Risky Business

Managed Access: Preventing AI from Designing Deadly Pathogens

A growing number of the world’s leading experts in health security and the life sciences are warning that unfettered open access to biological data could help AI design dangerous pathogens and are calling for safeguards on high-risk data to prevent misuse of AIxBio tools.  Their warnings, most recently issued in a new set of papers, represent growing momentum behind an idea that NTI has championed: using managed access as a tool to strengthen biosecurity and safeguard rapidly advancing AIxBio capabilities.

The types of data under consideration for managed access include information about human pathogens that could be used to train or fine-tune new AIxBio models with potentially high-risk, dual-use capabilities.

As capabilities at the convergence of AI and the life sciences continue to advance, these types of protections are a critical part of a layered defense for preventing exploitation by terrorist groups and other malicious actors seeking to cause harm with biology. The evolving conversation builds on a statement on AI and biosecurity that I signed onto as part of an international group of more than 100 leading scientists following the 50th anniversary Asilomar Conference last year. It calls for a wide range of technical and policy interventions that are important for the responsible development of AIxBio capabilities, so society can benefit from these tools while preventing them from being misused to design dangerous biological weapons.

NTI’s work, along with the growing support for managed access across the broader biosecurity and model developer community—including valuable managed access efforts at CEPI, which is using AI to accelerate vaccine development—positions experts and industry for an important conversation. This conversation will need to explore how to define the riskiest types of models and data that will require the most extensive access protections, which types of models and data should be freely available with no constraints, and the range of intermediate options on that spectrum.

Why is managed access important?

Managing access to data would help ensure that only responsible actors can use the large datasets needed to train new, more powerful biological AI models that will be coming online in the next few years, and which may include high-risk, dual-use capabilities.
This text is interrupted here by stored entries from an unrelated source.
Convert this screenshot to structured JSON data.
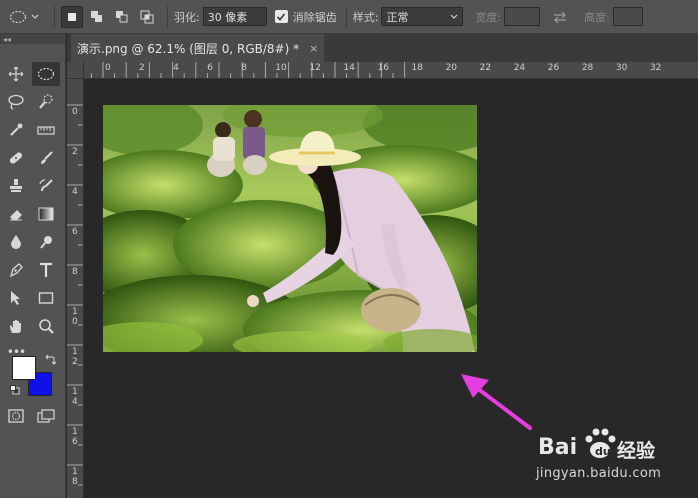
{
  "options_bar": {
    "feather_label": "羽化:",
    "feather_value": "30 像素",
    "antialias_label": "消除锯齿",
    "style_label": "样式:",
    "style_value": "正常",
    "width_label": "宽度:",
    "height_label": "高度:"
  },
  "document": {
    "tab_title": "演示.png @ 62.1% (图层 0, RGB/8#) *",
    "close_label": "×"
  },
  "ruler": {
    "h_labels": [
      "0",
      "2",
      "4",
      "6",
      "8",
      "10",
      "12",
      "14",
      "16",
      "18",
      "20",
      "22",
      "24",
      "26",
      "28",
      "30",
      "32"
    ],
    "v_labels": [
      "0",
      "2",
      "4",
      "6",
      "8",
      "10",
      "12",
      "14",
      "16",
      "18"
    ]
  },
  "toolbox": {
    "collapse_label": "◂◂",
    "more_label": "•••"
  },
  "colors": {
    "foreground": "#ffffff",
    "background": "#1010e8",
    "annotation_arrow": "#e23ee0"
  },
  "watermark": {
    "brand": "Bai",
    "brand_suffix": "经验",
    "url": "jingyan.baidu.com"
  }
}
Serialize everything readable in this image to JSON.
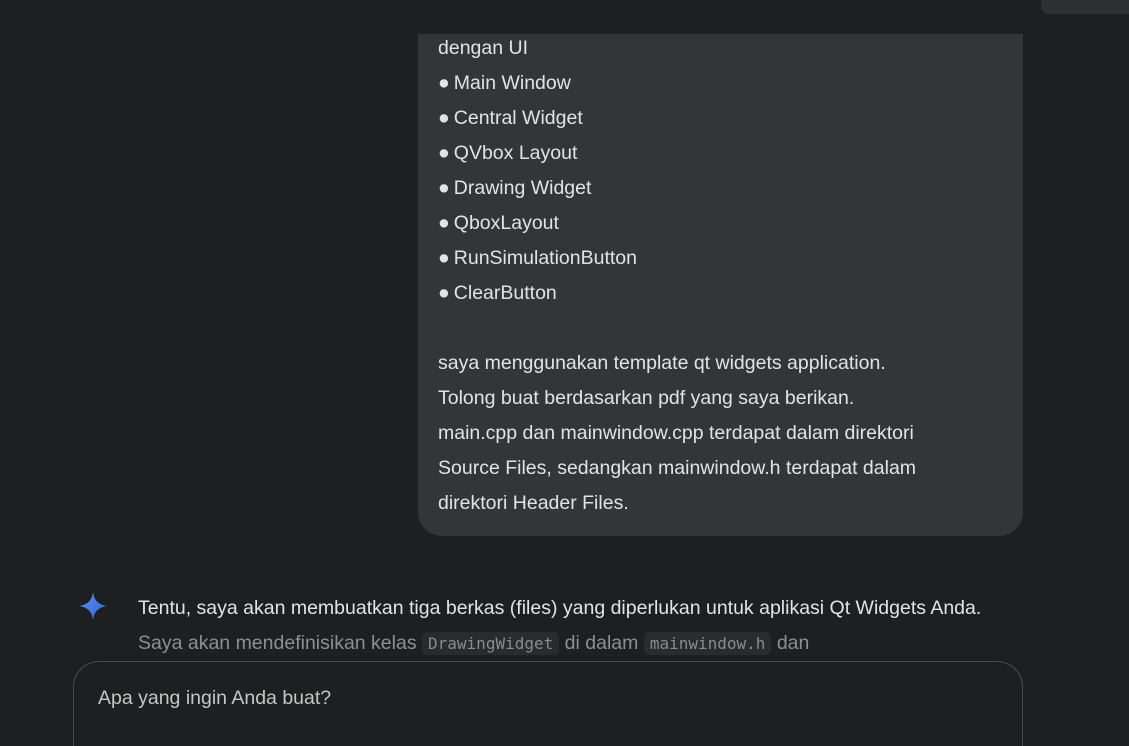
{
  "user_message": {
    "intro_fragment": "dengan UI",
    "bullet_symbol": "●",
    "components": [
      "Main Window",
      "Central Widget",
      "QVbox Layout",
      "Drawing Widget",
      "QboxLayout",
      "RunSimulationButton",
      "ClearButton"
    ],
    "paragraph_lines": [
      "saya menggunakan template qt widgets application.",
      "Tolong buat berdasarkan pdf yang saya berikan.",
      "main.cpp dan mainwindow.cpp terdapat dalam direktori",
      "Source Files, sedangkan mainwindow.h terdapat dalam",
      "direktori Header Files."
    ]
  },
  "model_response": {
    "icon": "gemini-sparkle-icon",
    "line1": "Tentu, saya akan membuatkan tiga berkas (files) yang diperlukan untuk aplikasi Qt Widgets Anda.",
    "line2_part1": "Saya akan mendefinisikan kelas",
    "line2_code1": "DrawingWidget",
    "line2_part2": "di dalam",
    "line2_code2": "mainwindow.h",
    "line2_part3": "dan"
  },
  "prompt_input": {
    "placeholder": "Apa yang ingin Anda buat?",
    "value": ""
  },
  "colors": {
    "background": "#1e1f20",
    "user_bubble": "#333537",
    "text_primary": "#e3e3e3",
    "text_faded": "#8e8f91",
    "sparkle_blue": "#4285f4"
  }
}
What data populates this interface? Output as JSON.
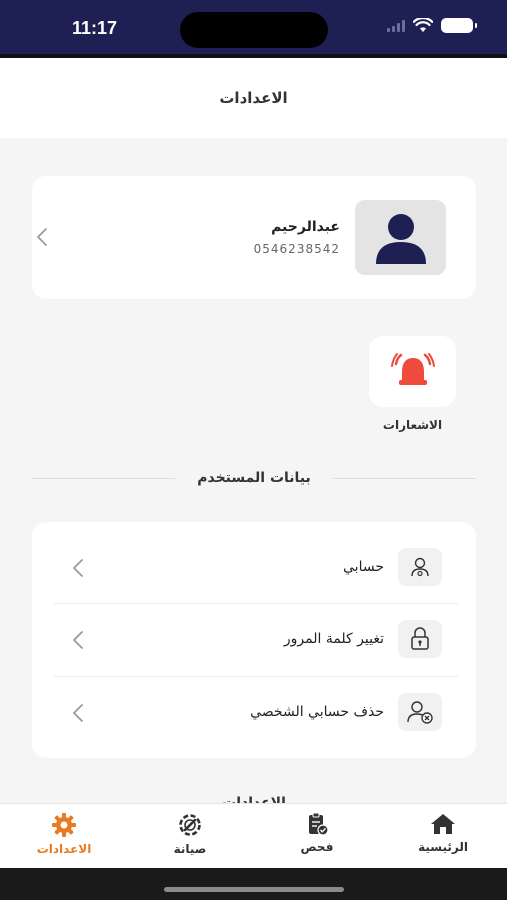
{
  "status": {
    "time": "11:17"
  },
  "header": {
    "title": "الاعدادات"
  },
  "profile": {
    "name": "عبدالرحيم",
    "phone": "0546238542"
  },
  "notifications": {
    "label": "الاشعارات",
    "icon": "bell-alert-icon",
    "color": "#f04a3c"
  },
  "sections": {
    "user_data": "بيانات المستخدم",
    "settings": "الاعدادات"
  },
  "user_items": [
    {
      "label": "حسابي",
      "icon": "user-gear-icon"
    },
    {
      "label": "تغيير كلمة المرور",
      "icon": "lock-icon"
    },
    {
      "label": "حذف حسابي الشخصي",
      "icon": "user-remove-icon"
    }
  ],
  "tabs": [
    {
      "label": "الرئيسية",
      "icon": "home-icon"
    },
    {
      "label": "فحص",
      "icon": "clipboard-check-icon"
    },
    {
      "label": "صيانة",
      "icon": "maintenance-icon"
    },
    {
      "label": "الاعدادات",
      "icon": "gear-icon"
    }
  ],
  "colors": {
    "status_bar": "#1e1f52",
    "accent": "#e87b1e",
    "avatar": "#1e1f52"
  }
}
Without these protections it would be difficult to prevent nefarious actors from using the same data to train similar models on their own.

This approach is gaining traction in biosecurity circles because it offers a practical and potentially effective way to prevent exploitation and misuse.

How would managed access work?

Because most of the data needed to train future biological AI models have yet to be generated, managing access does not mean removing existing infectious disease information from the internet. Such an approach is likely to be futile—since redacting data that are already publicly available is unlikely to work—and it could be harmful to beneficial research and important public health systems which rely on those data. A more effective approach would be to develop a systematic way to manage access to the very large datasets that will be generated in the coming years to train new more powerful AIxBio models than those that exist today.

A key open question that has yet to be resolved is how broad or narrow data managed access approaches will need to be to effectively counter malicious actor risks. For example, will they only focus on data linked to human pathogens, or will it be necessary to manage access to broader sets of biological data? Nevertheless, we do know that this cannot be an all-or-nothing approach. Instead, it should involve tiered access to data with corresponding security protections based on the level of risk the data present.

The Bigger Picture

These ideas and recommendations are part of a broader conversation on biosecurity for powerful biological models. Such models could soon raise the ceiling on potential harm by making it possible to design more dangerous pathogens than those found in nature—as noted in the AIxBio Global Forum statement on AIxBio risks. And as biological models increasingly converge with large language models and more sophisticated agentic systems—such as Claude Opus 4.6 from Anthropic and Google’s Gemini 3.1— these tools will likely become much easier for non-experts to use—making biosecurity safeguards even more important.

To address this challenge, NTI | bio develops technical guardrails to keep these tools safe without undermining their benefits. These include a new metadata standard to help DNA synthesis providers understand the intended function of novel biological sequences generated by AI tools, and a new screening method to guard against misuse of AI biological design tools.

We have also developed managed access approaches, to ensure that only responsible researchers have access to the most powerful biological AI models and security features cannot easily be stripped out. Last month, NTI published a framework recommending a tiered-access approach for these models and outlined the actions funders, model developers, and governments should take to help put it into practice. Next, we will establish a clearly defined set of risk tiers for models and work with partners to develop a platform to demonstrate how managed access can work in practice.

As AIxBio capabilities continue to advance, it’s essential to get out ahead of the emerging risks that accompany these developments. This includes testing new solutions that enable beneficial research to advance while guarding against the worst downside risks.